Years flew by and her children grew and left home, but the nest did not long remain empty as grandchildren began to arrive in waves. By 1980, Norma and Bill had moved into a new home in Rexburg, Idaho, and it became the family seat for three generations of Turnbulls. By all appearances, Norma enjoyed being a grandmother as much as she did motherhood. If all the photographs of Norma reading bedtime stories to the grandchildren could be assembled, they would easily paper the walls of that home. In 1985, Bill and Norma sold the business and retired, moved to a townhouse in Idaho Falls, bought a second home in St. George, Utah, for the winter months, and lavished their attention on the grandchildren. In 1998, the couple fulfilled the lifelong dream of serving a mission in Nauvoo, Illinois. They also toured Europe, and Norma was enthralled at visiting the homelands of the great musicians and authors — Mozart, Beethoven, Bach, Hugo, the Brontë sisters — that had so deeply inspired her.

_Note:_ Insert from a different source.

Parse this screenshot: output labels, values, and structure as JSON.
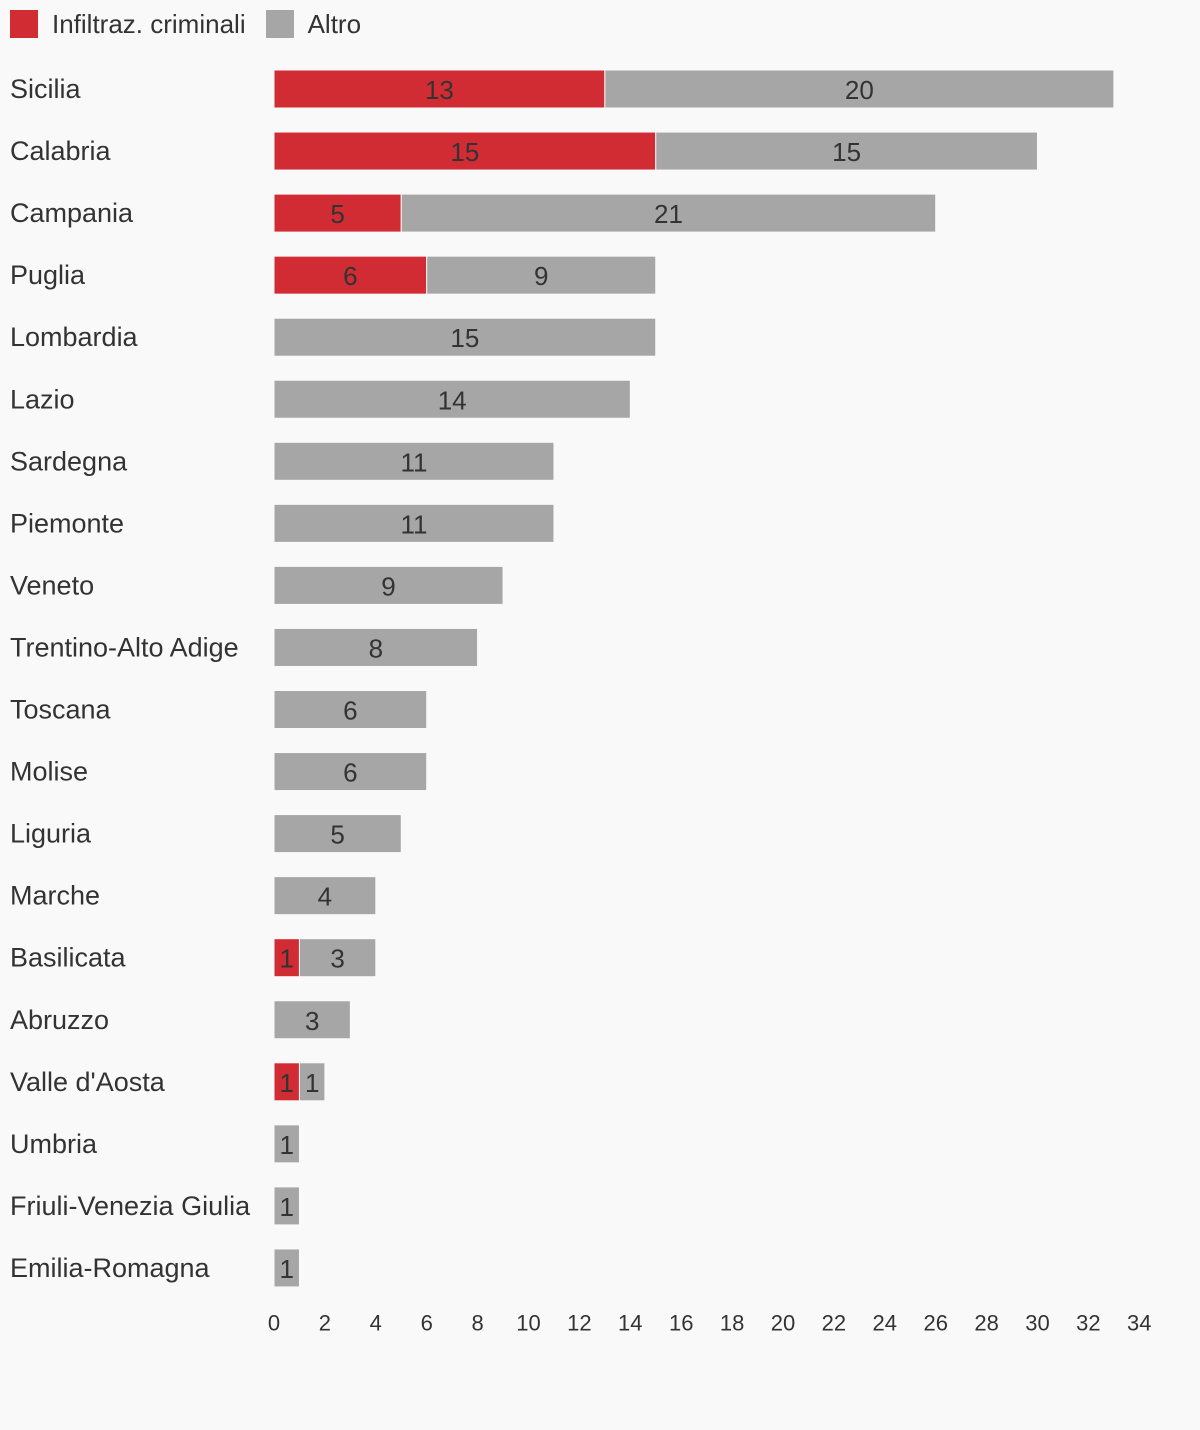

After Bill’s passing in 2002, Norma moved to Salt Lake City and immediately formed a circle of treasured friends. She lived across the street from Temple Square in the Gateway Apartments until 2017, when she moved to The Abbington assisted living facility in Holladay, Utah. When COVID-19 restrictions led to her isolation from family, her children moved her to a senior living community in Meridian, Idaho, with 24-hour home health aids, who were her guardian angels for her remaining months. A faithful Latter-Day Saint to the end, Norma even tried to convert a couple of them to the faith. Her final months were spent in the loving embrace of her family.
She is survived by her younger brother, Ronald; her children, grandchildren, and great-grandchildren. Due to the pandemic, she will be laid to rest by her children in a graveside service.
Services will be held at 2:00 p.m. Saturday, October 17, 2020, at Ammon Cemetery.